It seems that not only the man who becomes old is punished for his involuntary misfortune, but likewise the man who is struck by disease or accident. Later on, I talked with another man—“Ginger” we called him—who stood at the head of the line—a sure indication that he had been waiting since one o’clock. A year before, one day, while in the employ of a fish dealer, he was carrying a heavy box of fish which was too much for him. Result: “something broke,” and there was the box on the ground, and he on the ground beside it.
At the first hospital, whither he was immediately carried, they said it was a rupture, reduced the swelling, gave him some vaseline to rub on it, kept him four hours, and told him to get along. But he was not on the streets more than two or three hours when he was down on his back again. This time he went to another hospital and was patched up. But the point is, the employer did nothing, positively nothing, for the man injured in his employment, and even refused him “a light job now and again,” when he came out. As far as Ginger is concerned, he is a broken man. His only chance to earn a living was by heavy work. He is now incapable of performing heavy work, and from now until he dies, the spike, the peg, and the streets are all he can look forward to in the way of food and shelter. The thing happened—that is all. He put his back under too great a load of fish, and his chance for happiness in life was crossed off the books.
Several men in the line had been to the United States, and they were wishing that they had remained there, and were cursing themselves for their folly in ever having left. England had become a prison to them, a prison from which there was no hope of escape. It was impossible for them to get away. They could neither scrape together the passage money, nor get a chance to work their passage. The country was too overrun by poor devils on that “lay.”
I was on the seafaring-man-who-had-lost-his-clothes-and-money tack, and they all condoled with me and gave me much sound advice. To sum it up, the advice was something like this: To keep out of all places like the spike. There was nothing good in it for me. To head for the coast and bend every effort to get away on a ship. To go to work, if possible, and scrape together a pound or so, with which I might bribe some steward or underling to give me chance to work my passage. They envied me my youth and strength, which would sooner or later get me out of the country. These they no longer possessed. Age and English hardship had broken them, and for them the game was played and up.
There was one, however, who was still young, and who, I am sure, will in the end make it out. He had gone to the United States as a young fellow, and in fourteen years’ residence the longest period he had been out of work was twelve hours. He had saved his money, grown too prosperous, and returned to the mother-country. Now he was standing in line at the spike.
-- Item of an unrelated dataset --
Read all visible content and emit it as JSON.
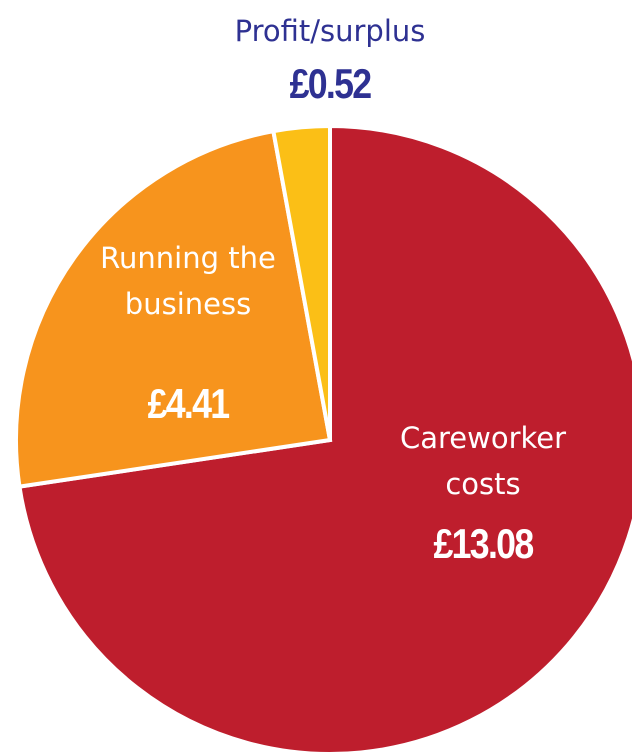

For the past two years, he told me, he had been working as a cook. His hours had been from 7 a.m. to 10.30 p.m., and on Saturday to 12.30 p.m.—ninety-five hours per week, for which he had received twenty shillings, or five dollars.
“But the work and the long hours was killing me,” he said, “and I had to chuck the job. I had a little money saved, but I spent it living and looking for another place.”
This was his first night in the spike, and he had come in only to get rested. As soon as he emerged, he intended to start for Bristol, a one-hundred-and-ten-mile walk, where he thought he would eventually get a ship for the States.
But the men in the line were not all of this calibre. Some were poor, wretched beasts, inarticulate and callous, but for all of that, in many ways very human. I remember a carter, evidently returning home after the day’s work, stopping his cart before us so that his young hopeful, who had run to meet him, could climb in. But the cart was big, the young hopeful little, and he failed in his several attempts to swarm up. Whereupon one of the most degraded-looking men stepped out of the line and hoisted him in. Now the virtue and the joy of this act lies in that it was service of love, not hire. The carter was poor, and the man knew it; and the man was standing in the spike line, and the carter knew it; and the man had done the little act, and the carter had thanked him, even as you and I would have done and thanked.
Another beautiful touch was that displayed by the “Hopper” and his “ole woman.” He had been in line about half-an-hour when the “ole woman” (his mate) came up to him. She was fairly clad, for her class, with a weather-worn bonnet on her grey head and a sacking-covered bundle in her arms. As she talked to him, he reached forward, caught the one stray wisp of the white hair that was flying wild, deftly twirled it between his fingers, and tucked it back properly behind her ear. From all of which one may conclude many things. He certainly liked her well enough to wish her to be neat and tidy. He was proud of her, standing there in the spike line, and it was his desire that she should look well in the eyes of the other unfortunates who stood in the spike line. But last and best, and underlying all these motives, it was a sturdy affection he bore her; for man is not prone to bother his head over neatness and tidiness in a woman for whom he does not care, nor is he likely to be proud of such a woman.